Ci sono momenti, attimi, pochi secondi che possono cambiare il corso degli eventi. Possiamo parlare di tecnica, tattica, stato fisico e psicologico ma la verità è che, nel calcio, sono gli episodi a poter indirizzare anche un’intera stagione. L’ostacolo Ragusa rappresentava la prova di non ritorno per il Messina: vincere e sperare oppure cadere nel baratro oscuro verso l’Eccellenza. I biancoscudati hanno avuto un sussulto e sono tornati al successo, il primo sotto la gestione Feola. Una partita non spettacolare, molto fisica e nervosa e che, alla fine, è stata decisa proprio dagli episodi.
Questa volta la Dea Bendata è tornata a sorridere ed impattare positivamente in riva allo Stretto. Due, infatti, sono le istantanee che ci portiamo dietro dal pomeriggio ventoso del “Franco Scoglio”: la rete decisiva di Tourè ma anche l’ultima azione del Ragusa. In queste occasioni dove la tensione, l’ansia ed il nervosismo prendono il sopravvento solo il singolo poteva decidere un match di tale portata. Lo squillo è arrivato proprio da quel Tourè, trascinatore nel girone d’andata e “spettatore” negli ultimi mesi. Uno splendido colpo di tacco al volo su assist di Tedesco, altro elemento decisivo, subentrato dalla panchina.
Insomma il classico colpo di classe improvviso in una partita che stava perdendo di vigore e convinzione. Dopo un buon primo tempo, infatti, il Messina aveva ricominciato a rivedere gli spettri dell’incertezza e della paura non di vincere ma anche solo di poter affrontare l’avversario a viso aperto. La rete di Tourè, quindi, non vale solo i semplici e pesantissimi tre punti ma anche una dose di convinzione fondamentale per il rush finale. Tuttavia, come specificato in precedenza, c’è anche un’altra faccia della medaglia che rappresenta anche l’andamento del Messina nel girone di ritorno.

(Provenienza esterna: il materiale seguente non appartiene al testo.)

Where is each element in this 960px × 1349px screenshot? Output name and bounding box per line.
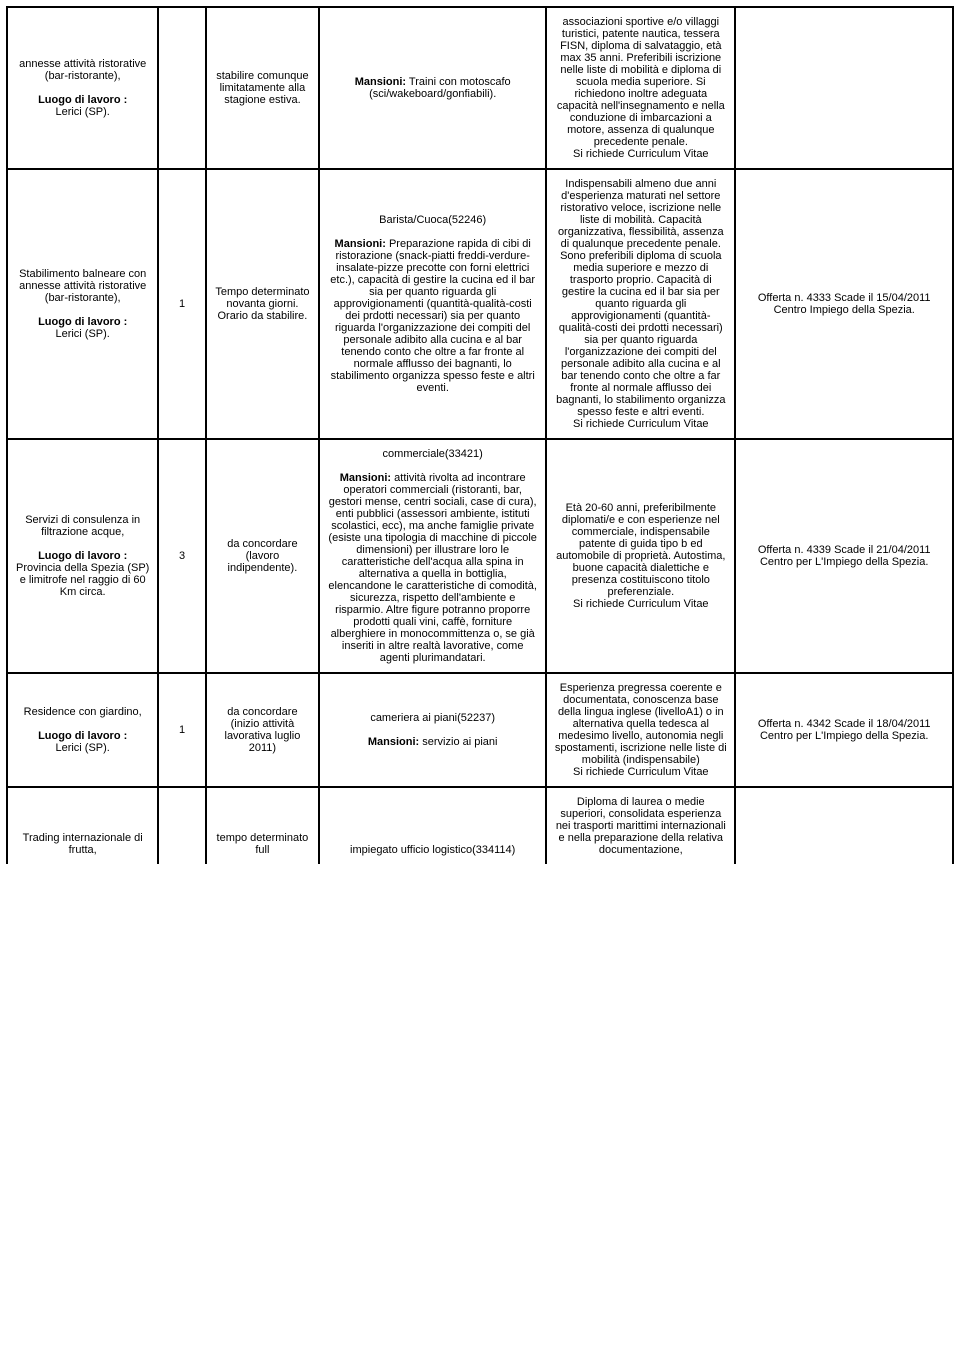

La fortuna è stata amica ma la difesa sul calcio di punizione del Ragusa allo scadere è ingiustificabile. Due uomini completamente liberi di colpire in area piccola non sono accettabili quando ci si gioca la sopravvivenza in questa categoria. Il colpo di testa ravvicinato è terminato alto ma sarebbe stata una beffa atroce paragonabile ad un’altra sconfitta. Come detto, quindi, gli episodi ancora una volta hanno determinato il risultato ed ora ci si proietta al futuro prossimo.
Vigor Lamezia, Igea Virtus, Milazzo: tre partite, nove punti in palio per lottare ad una salvezza preziosissima. Ad oggi il Messina affronterebbe lo spareggio contro la Sancataldese da dentro o fuori per accedere ai playout. Incroci, giochi del destino che possono determinare il futuro di questa squadra. Ma il Messina è ancora vivo e, adesso, non può più fermarsi.